At the same time, Europe — often seen as the most viable democratic counterweight — faces its own constraints. The euro, while the second-most held reserve currency, remains hemmed in by the structural limitations of the EU project: a monetary union without full fiscal integration, fragmented sovereign debt markets and diverging economic trajectories between core and peripheral members. Germany's fiscal conservatism, France's political volatility and Italy's chronic debt overhang continue to test the eurozone's cohesion. Without deeper institutional convergence and greater political will, it is difficult to envisage the euro evolving from a regional reserve currency into a true global alternative.
History offers precedent. In the early 20th century, sterling held sway over global finance, backed by the vast reach of the British Empire and the primacy of the City of London. But post-1945, the UK's shrinking industrial base, rising debt and imperial retreat catalyzed a prolonged loss of confidence. Sterling's share of reserves declined gradually — from over 40 percent in the 1940s to under 5 percent by the 1980s. The transition was not sudden but terminal.
Other contenders have emerged over the decades but failed to displace the dollar's supremacy. The Deutsche mark gained traction in the 1980s as West Germany's economic and monetary orthodoxy attracted foreign capital. The Japanese yen appeared poised to ascend in the early 1990s on the back of Japan's export dominance, but its rise was undercut by demographic stagnation, banking crises and policy deflation.

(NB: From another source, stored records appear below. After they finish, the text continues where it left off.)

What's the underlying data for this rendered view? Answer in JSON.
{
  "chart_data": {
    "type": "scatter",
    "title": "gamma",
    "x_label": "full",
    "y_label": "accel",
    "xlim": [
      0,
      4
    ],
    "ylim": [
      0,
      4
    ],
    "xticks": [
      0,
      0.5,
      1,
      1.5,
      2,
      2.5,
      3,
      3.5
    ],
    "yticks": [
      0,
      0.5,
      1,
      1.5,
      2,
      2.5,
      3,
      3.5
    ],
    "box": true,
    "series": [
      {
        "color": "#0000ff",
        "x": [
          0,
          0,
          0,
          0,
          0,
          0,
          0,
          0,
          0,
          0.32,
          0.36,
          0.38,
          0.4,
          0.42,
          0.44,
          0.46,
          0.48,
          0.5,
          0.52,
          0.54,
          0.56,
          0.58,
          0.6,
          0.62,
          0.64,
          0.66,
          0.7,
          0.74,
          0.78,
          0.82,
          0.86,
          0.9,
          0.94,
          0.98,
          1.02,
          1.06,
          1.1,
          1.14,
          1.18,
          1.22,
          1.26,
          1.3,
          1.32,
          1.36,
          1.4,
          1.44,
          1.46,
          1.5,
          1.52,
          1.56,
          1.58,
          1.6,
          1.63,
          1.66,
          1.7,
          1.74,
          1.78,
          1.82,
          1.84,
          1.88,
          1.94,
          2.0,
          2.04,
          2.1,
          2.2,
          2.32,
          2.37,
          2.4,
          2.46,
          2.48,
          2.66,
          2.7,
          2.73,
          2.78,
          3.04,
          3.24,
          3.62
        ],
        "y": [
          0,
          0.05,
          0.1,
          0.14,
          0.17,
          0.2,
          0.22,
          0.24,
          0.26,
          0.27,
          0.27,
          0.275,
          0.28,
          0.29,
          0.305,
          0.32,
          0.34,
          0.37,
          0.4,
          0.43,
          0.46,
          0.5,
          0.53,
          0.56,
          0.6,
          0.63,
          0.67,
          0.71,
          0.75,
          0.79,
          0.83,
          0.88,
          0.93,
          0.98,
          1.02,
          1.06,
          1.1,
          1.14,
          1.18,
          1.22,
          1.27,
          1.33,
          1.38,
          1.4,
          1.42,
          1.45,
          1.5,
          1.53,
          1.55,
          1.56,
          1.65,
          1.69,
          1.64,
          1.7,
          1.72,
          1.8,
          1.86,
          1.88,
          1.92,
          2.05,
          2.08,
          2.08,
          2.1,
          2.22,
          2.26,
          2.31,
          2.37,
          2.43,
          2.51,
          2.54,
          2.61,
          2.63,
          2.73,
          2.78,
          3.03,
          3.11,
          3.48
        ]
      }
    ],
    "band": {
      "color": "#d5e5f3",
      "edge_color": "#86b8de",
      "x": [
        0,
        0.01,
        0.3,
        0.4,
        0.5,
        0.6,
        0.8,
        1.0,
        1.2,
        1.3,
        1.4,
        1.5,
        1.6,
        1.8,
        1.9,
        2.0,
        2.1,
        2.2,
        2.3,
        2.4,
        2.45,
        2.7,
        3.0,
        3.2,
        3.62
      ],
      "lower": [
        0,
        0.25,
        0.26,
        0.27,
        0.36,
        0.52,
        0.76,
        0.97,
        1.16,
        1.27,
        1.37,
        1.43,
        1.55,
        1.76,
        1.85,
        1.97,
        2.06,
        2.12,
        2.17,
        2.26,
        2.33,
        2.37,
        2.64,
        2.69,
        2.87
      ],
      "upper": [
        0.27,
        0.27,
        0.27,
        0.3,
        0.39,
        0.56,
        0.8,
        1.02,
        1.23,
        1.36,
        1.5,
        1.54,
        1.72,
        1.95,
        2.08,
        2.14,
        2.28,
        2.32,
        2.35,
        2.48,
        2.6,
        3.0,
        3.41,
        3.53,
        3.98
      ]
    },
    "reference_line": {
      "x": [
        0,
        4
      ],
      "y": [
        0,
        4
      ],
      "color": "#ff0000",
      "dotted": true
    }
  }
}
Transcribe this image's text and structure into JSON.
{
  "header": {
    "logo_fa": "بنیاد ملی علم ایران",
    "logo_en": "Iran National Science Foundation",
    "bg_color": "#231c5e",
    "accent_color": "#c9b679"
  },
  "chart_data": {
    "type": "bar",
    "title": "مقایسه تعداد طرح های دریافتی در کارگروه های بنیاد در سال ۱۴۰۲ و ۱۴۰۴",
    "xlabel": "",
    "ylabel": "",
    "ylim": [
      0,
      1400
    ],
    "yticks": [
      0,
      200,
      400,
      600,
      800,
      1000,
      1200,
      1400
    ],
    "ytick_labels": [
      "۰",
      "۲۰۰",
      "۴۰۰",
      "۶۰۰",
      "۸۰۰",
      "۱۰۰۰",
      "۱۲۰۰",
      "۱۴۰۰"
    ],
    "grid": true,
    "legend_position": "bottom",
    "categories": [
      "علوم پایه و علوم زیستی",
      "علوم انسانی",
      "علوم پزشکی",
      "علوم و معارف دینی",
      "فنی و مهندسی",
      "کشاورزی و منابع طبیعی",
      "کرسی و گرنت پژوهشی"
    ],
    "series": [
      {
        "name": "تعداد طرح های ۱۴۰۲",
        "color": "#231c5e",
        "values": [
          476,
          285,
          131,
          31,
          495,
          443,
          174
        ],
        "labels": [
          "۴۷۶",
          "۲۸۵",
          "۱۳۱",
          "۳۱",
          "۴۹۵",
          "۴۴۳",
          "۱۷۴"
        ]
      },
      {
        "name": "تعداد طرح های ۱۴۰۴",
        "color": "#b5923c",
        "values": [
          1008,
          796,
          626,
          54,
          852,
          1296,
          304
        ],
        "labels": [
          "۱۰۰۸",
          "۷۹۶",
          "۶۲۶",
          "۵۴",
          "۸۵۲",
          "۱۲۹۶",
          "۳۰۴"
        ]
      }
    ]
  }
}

The Swiss franc, while highly stable and liquid, remains limited by the modest size of Switzerland's economy and capital markets. Each case illustrates a critical truth: global currency status is not simply a function of economic strength, but of systemic openness, institutional scale and geopolitical alignment.
The US dollar is not poised for imminent collapse, nor is a single currency waiting in the wings to usurp it. But the emergence of a multipolar currency world is increasingly plausible — one in which the dollar still leads but coexists with regional reserve currencies and digital platforms with partial global reach. This evolution would bring more exchange rate volatility, transactional complexity and geopolitical arbitrage to the international system.
The dollar's centrality has long been underwritten by more than economics: it has been embedded in the architecture of the American-led global order. As that order fragments, so too will the financial structures that support it. For governments, investors and corporates alike, this does not mean abandoning the dollar — but it does mean preparing for a future in which its dominance is no longer a given.